Radio host's reference to an essay about “white privilege” by Tim Wise, author of “White Like Me”
You wrote in September, 2008, to complain about an item on CBC Radio Toronto's Metro Morning program. Just after the 7:30 AM newscast, the program's host, Andy Barrie, made reference to a “trenchant” essay that a listener had sent to him. He read part of it on the air and directed interested listeners to a link to be posted on Metro Morning's website. The essay was written by a man named Tim Wise, who is well-known in the United States for anti-racism activities; most recently the author of a book, “White Like Me.” The paragraph of the essay cited by Mr. Barrie said this:
White privilege is being able to attend churches over the years whose pastors say that people who voted for John Kerry or merely criticize George W. Bush are going to hell, and that the U.S. is an explicitly Christian nation and the job of Christians is to bring Christian theological principles into government, and who bring in speakers who say the conflict in the Middle East is God's punishment on Jews for rejecting Jesus, and everyone can still think you're just a good church- going Christian, but if you're black and friends with a black pastor who has noted (as have Colin Powell and the U.S. Department of Defense) that terrorist attacks are often the result of U.S. foreign policy and who talks about the history of racism and its effect on black people, you're an extremist who probably hates America.
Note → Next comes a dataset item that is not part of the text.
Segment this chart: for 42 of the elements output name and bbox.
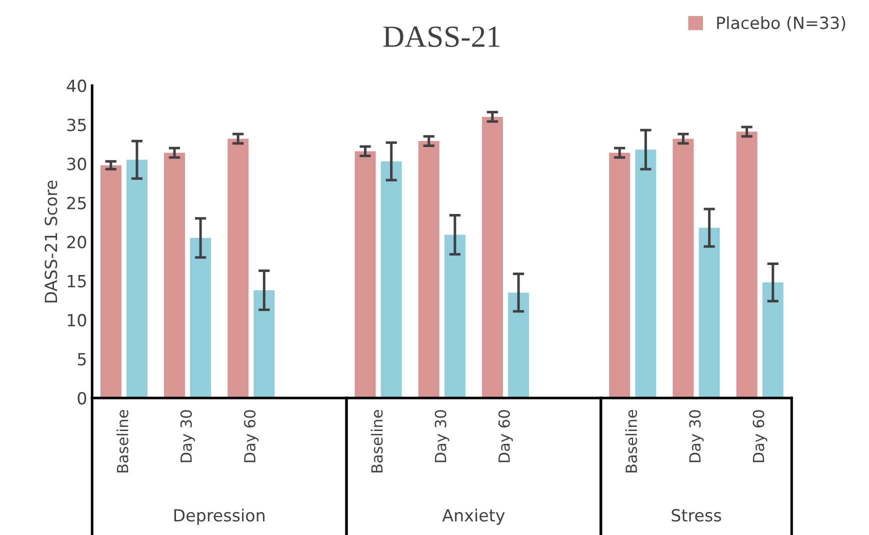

Mr. Wise clearly had a definite point of view, expressed, as Andy Barrie said, in a trenchant manner (Trenchant being defined as “incisive, terse, vigorous”).
You complained that the excerpt details “how only white people are racists,” that “it is entirely inappropriate to single out white people as this can lead to hatred towards this identifiable group…I do not want my children growing up thinking the colour of their skin, white, makes them inferior to others.”
The program's executive producer, Joan Melanson, replied that “white privilege” is a sociological concept, albeit a controversial one. She pointed out that the CBC was mandated to carry a range of views on controversial subjects.
You rejected Ms. Melanson's explanation and asked for a review of the matter, making more general statements about what you perceived to be Mr. Barrie's “elitism.” You also say that “the only view ever expressed on Metro Morning is….left-wing.”
You did not offer any other specific examples of the “left-wing” bias of the program or Mr. Barrie, so I will confine myself to the essay.
A reading of the essay in question does not support the notion that it is racist against white people. In fact, the point of the article, written by a white person, is that being white has its privileges; that people may view similar actions differently when carried out by people of different races. While it is not an opinion with which everyone will agree, it is not one that meets any definition of which I am aware of racist language. Nor does it suggest that white people are inferior to others. It is indeed “trenchant” by the definition found in my Canadian Oxford Dictionary.
That being said, it is important that programs search out the widest possible range of views on subjects of controversy. Mr. Barrie, as an experienced and thoughtful journalist, has the right to point his listeners toward items of interest. But the program's producers should ensure that other opinions are found on CBC's websites and programs.
Mr. Barrie was within policy guidelines in highlighting the essay and the essay was not racist or demeaning of white people. Program supervisors should be aggressive in bringing forward many and varied trenchant opinions on matters of public controversy.